Technically Eileen Pollack isn’t a woman in STEM. But her story belongs in this series because:
- She was one of the first two women to earn a Bachelor of Science degree in Physics from Yale.
- She describes her findings about how the situation for women studying in the STEM fields has changed since she graduated from Yale.
Growing Up a Girl
Many women who grew up with an interest in math and science will related to the first part of this book. In spite of Pollack’s skill in math and science, only boys could take advanced math and science classes. That didn’t keep her from entering science fairs and doing well. She won the honor of “the smartest girl in the school”. But everyone knew that the honor was secondary to winning the title of “the smartest boy in the school” . This perception didn’t change when she and another girl graduated from their high school as the valedictorian and salutatorian. The “smartest boy” graduated third.

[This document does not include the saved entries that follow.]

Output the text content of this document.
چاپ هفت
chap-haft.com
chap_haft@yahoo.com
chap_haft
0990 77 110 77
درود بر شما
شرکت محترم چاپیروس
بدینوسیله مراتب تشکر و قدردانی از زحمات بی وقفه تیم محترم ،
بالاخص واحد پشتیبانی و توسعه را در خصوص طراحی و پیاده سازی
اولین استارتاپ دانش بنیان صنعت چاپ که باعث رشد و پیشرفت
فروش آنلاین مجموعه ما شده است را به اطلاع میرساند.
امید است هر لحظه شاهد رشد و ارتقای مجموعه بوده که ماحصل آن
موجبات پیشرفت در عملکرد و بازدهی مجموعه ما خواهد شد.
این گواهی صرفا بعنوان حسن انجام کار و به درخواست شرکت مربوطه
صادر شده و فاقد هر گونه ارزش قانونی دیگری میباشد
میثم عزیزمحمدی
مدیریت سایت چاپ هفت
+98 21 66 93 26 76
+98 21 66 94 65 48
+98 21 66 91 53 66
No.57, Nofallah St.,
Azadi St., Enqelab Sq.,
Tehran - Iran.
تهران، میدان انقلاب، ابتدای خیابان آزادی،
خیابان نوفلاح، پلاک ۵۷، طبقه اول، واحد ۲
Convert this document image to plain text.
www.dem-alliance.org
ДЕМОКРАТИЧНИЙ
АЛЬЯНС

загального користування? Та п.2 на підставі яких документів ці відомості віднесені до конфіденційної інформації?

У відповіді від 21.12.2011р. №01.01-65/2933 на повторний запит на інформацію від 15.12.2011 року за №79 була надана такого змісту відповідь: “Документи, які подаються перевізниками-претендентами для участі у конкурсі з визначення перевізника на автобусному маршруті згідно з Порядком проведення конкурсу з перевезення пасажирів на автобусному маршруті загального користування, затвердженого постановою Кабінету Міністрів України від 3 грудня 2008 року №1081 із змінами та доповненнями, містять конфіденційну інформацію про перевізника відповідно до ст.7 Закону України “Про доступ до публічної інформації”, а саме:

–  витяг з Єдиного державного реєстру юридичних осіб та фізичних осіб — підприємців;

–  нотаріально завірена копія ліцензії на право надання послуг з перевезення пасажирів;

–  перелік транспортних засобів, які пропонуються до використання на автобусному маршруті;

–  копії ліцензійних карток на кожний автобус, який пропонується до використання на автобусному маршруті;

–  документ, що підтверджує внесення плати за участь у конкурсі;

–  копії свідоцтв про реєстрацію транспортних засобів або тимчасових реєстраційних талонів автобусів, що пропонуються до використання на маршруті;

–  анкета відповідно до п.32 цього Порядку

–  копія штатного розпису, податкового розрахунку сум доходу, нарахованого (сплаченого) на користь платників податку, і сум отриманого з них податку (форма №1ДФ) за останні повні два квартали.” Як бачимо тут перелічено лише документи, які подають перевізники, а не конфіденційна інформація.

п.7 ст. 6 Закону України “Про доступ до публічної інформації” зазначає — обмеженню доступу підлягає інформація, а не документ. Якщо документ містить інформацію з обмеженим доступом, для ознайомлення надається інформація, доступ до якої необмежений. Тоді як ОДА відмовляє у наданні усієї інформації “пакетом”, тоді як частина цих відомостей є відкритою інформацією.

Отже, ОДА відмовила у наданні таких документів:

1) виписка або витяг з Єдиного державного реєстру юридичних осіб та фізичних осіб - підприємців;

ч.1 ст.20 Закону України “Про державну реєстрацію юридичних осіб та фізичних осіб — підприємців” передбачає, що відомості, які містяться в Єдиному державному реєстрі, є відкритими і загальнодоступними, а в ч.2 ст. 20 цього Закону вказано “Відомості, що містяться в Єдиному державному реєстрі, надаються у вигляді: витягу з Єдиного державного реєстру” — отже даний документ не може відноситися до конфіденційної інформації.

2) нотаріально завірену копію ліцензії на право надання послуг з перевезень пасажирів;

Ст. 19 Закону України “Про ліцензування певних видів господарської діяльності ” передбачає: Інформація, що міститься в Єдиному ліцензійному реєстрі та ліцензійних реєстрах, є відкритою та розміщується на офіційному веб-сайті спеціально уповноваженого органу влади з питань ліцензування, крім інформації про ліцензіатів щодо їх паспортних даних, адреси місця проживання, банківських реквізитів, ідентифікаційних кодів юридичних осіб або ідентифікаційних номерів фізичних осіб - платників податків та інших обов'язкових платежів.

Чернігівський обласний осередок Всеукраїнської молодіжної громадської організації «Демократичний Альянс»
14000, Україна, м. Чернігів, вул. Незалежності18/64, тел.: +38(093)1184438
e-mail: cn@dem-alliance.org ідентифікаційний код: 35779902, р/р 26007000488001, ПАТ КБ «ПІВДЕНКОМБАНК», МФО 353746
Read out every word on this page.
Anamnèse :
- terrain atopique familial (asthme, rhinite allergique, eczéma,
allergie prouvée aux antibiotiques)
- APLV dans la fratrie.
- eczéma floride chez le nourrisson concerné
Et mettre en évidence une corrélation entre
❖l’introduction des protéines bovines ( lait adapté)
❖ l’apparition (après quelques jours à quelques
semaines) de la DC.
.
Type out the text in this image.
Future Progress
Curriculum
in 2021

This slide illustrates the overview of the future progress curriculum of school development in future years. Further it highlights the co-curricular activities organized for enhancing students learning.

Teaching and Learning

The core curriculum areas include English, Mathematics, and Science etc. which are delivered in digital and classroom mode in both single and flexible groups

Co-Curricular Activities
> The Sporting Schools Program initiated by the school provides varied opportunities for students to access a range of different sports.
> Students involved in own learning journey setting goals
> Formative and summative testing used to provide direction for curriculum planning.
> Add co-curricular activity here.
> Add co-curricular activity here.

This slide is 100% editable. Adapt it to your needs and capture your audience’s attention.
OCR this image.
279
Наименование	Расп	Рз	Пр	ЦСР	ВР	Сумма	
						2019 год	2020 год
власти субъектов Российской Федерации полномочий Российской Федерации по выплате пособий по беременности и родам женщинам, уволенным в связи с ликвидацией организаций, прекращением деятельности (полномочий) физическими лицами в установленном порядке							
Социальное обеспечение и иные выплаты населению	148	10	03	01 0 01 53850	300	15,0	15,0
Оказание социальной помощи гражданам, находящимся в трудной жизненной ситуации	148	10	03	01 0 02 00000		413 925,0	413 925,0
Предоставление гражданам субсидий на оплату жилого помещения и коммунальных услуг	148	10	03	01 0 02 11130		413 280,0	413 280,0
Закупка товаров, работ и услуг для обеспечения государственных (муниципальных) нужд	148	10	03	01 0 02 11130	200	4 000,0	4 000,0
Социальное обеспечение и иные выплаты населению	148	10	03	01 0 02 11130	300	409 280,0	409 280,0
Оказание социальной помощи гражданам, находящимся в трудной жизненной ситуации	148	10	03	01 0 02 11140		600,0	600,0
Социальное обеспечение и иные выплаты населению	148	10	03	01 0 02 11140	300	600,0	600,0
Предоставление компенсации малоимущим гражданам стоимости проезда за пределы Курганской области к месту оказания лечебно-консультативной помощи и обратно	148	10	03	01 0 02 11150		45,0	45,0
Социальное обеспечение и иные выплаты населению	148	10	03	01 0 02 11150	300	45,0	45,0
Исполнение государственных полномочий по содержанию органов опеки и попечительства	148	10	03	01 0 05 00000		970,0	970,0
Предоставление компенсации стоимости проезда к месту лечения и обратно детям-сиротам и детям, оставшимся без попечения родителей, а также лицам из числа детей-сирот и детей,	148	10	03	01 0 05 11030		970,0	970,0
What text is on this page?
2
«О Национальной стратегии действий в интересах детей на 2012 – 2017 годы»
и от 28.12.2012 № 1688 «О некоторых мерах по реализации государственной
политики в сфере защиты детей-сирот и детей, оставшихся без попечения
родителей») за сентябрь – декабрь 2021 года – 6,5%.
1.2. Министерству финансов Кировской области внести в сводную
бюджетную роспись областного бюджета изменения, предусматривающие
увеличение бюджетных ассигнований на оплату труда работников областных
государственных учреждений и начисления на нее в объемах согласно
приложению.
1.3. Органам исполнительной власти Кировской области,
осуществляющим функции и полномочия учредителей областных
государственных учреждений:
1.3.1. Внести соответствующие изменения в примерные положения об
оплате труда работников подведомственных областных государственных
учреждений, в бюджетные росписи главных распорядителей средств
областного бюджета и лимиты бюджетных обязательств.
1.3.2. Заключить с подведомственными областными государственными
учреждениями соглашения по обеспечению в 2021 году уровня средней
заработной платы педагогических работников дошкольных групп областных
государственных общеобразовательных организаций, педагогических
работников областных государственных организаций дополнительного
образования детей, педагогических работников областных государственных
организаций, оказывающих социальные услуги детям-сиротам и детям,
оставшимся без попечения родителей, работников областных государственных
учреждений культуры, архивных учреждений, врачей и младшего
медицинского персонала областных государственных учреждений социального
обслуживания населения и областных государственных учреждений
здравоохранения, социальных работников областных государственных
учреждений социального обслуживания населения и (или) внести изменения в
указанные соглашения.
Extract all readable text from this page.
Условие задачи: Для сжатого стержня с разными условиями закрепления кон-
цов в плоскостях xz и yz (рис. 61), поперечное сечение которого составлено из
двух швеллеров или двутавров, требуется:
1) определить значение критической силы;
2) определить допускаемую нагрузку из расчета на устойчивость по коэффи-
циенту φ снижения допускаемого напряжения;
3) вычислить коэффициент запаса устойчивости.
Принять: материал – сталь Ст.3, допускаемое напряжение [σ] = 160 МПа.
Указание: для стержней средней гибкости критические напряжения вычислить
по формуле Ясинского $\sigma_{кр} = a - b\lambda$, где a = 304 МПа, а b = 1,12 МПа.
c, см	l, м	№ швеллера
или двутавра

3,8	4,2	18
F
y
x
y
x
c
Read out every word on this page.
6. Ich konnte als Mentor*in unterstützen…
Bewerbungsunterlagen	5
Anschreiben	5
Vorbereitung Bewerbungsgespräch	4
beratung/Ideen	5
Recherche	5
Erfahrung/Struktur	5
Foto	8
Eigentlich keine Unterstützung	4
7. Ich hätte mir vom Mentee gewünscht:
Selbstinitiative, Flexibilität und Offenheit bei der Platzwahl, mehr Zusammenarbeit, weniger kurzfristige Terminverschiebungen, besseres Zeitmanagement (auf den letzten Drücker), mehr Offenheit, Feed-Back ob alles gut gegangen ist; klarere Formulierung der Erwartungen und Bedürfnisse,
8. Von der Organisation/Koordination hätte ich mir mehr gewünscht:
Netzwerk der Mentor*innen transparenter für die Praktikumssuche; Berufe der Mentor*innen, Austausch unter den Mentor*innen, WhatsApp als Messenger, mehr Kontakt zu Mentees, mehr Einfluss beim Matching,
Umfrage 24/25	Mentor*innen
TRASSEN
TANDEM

During her senior year in high school she was accepted at Yale. She planned to become a physicist but teachers encouraged her to put a less technical major on her application. After all, “girl’s didn’t” major in physics at Yale.
The Yale Years
Pollack’s love of math and physics are obvious in this section of the book.
She describes her almost solo struggle to overcome the limited science and math education that she had received prior to attending college. Most of her classmates, all men, had participated in advanced placement classes. She was excluded from the study groups that the men students formed.
Her determination of overcome a disastrous mid-term physics grade in her first semester at Yale speaks volumes about her tenacity. She willingly took on a heavy class load in math and physics, including extra projects from her advisor. Her extra work put her on track to graduate in three years rather than four.
But her interest in taking writing classes, another interest from high school, interfered with those plans. As a result she had to share the honor of being the first woman to graduate from Yale with a Bachelor of Science degree in Physics with a classmate.
Thirty-two Years Later
Pollock eventually decided to give up physics and become a writer. The third section of this book describes her research and findings of how things have changed for girls with an interest in math and science. As part of her research she interviews some of her teachers and advisors from high school and college. She spends time with current women students who have an interest in math and science to see how their experiences differed from hers. Some things have definitely changed for the better. The Yale Dean of Physics in now a woman. But other things haven’t changed. This book is definitely worth reading because of Pollack’s firsthand view of the life of a female STEM student then and now.